Throughout years of working in retail and cultivating a sometimes idolatress love of fashion, I’ve been freed from the threads of transient trends, desire for expensive garments, and the I’ve-just-got-to-have-it feeling over a fabulous makes-your-whole-house-smell-like-leather messenger bag. But through my embarrassing worship of these things, God has shown me His truths about my body and fashion.
First, that clothing to cover my body is a necessity with which I can either point towards or away from Him. Second, that style and fashion can be fun.

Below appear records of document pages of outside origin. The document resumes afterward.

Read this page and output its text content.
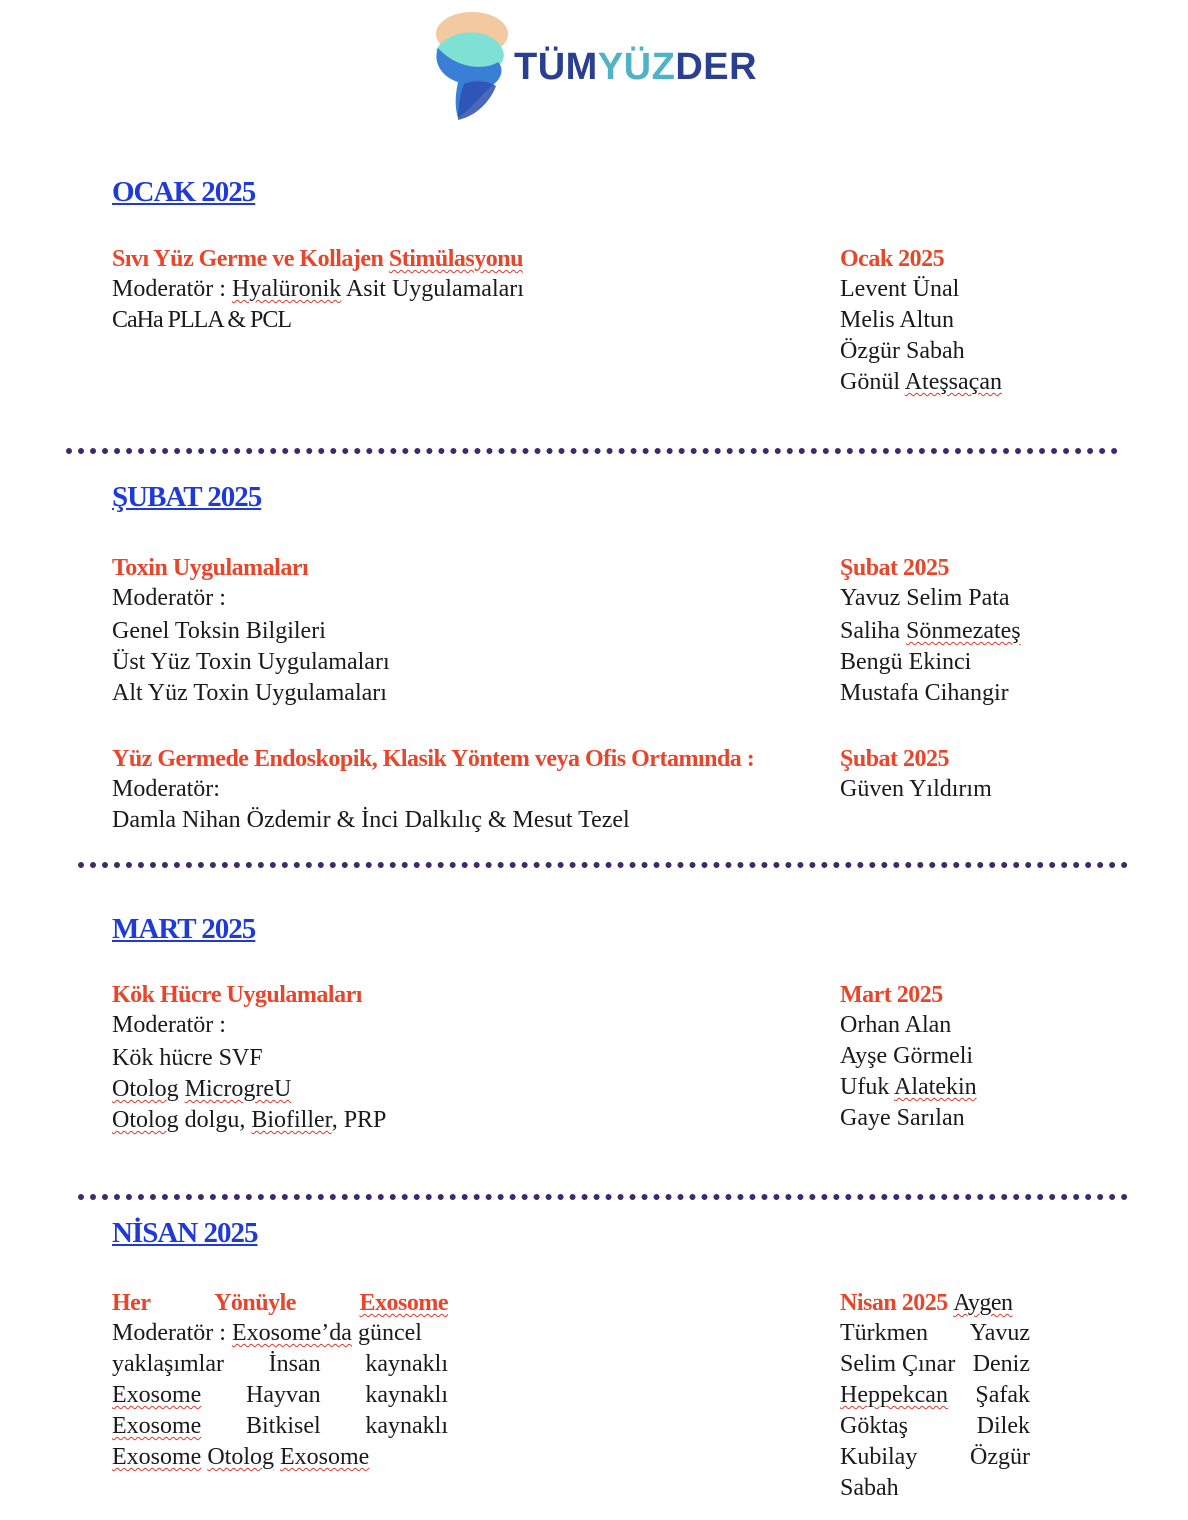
TÜMYÜZDER
OCAK 2025
Sıvı Yüz Germe ve Kollajen Stimülasyonu
Moderatör : Hyalüronik Asit Uygulamaları
CaHa PLLA & PCL
Ocak 2025
Levent Ünal
Melis Altun
Özgür Sabah
Gönül Ateşsaçan
ŞUBAT 2025
Toxin Uygulamaları
Moderatör :
Genel Toksin Bilgileri
Üst Yüz Toxin Uygulamaları
Alt Yüz Toxin Uygulamaları
Şubat 2025
Yavuz Selim Pata
Saliha Sönmezateş
Bengü Ekinci
Mustafa Cihangir
Yüz Germede Endoskopik, Klasik Yöntem veya Ofis Ortamında :
Moderatör:
Damla Nihan Özdemir & İnci Dalkılıç & Mesut Tezel
Şubat 2025
Güven Yıldırım
MART 2025
Kök Hücre Uygulamaları
Moderatör :
Kök hücre SVF
Otolog MicrogreU
Otolog dolgu, Biofiller, PRP
Mart 2025
Orhan Alan
Ayşe Görmeli
Ufuk Alatekin
Gaye Sarılan
NİSAN 2025
Her	Yönüyle	Exosome
Moderatör : Exosome’da güncel
yaklaşımlar İnsan kaynaklı
Exosome Hayvan kaynaklı
Exosome Bitkisel kaynaklı
Exosome Otolog Exosome
Nisan 2025 Aygen
Türkmen Yavuz
Selim Çınar Deniz
Heppekcan Şafak
Göktaş	Dilek
Kubilay Özgür
Sabah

And third, that no matter what I put on my body—good or bad, demure or hoochie, honoring or trashy—my true identity must be found in Him alone. And when I rest in Him, I find freedom in what I wear, fun in taking risks, and justified conviction in dressing to ultimately honor the Lord.
God has shown me that the impossible cocktail of the world around me is nothing of what He has for me. However He sees me—an intricately woven piece of His flawless craftsmanship—that is how I want to be seen.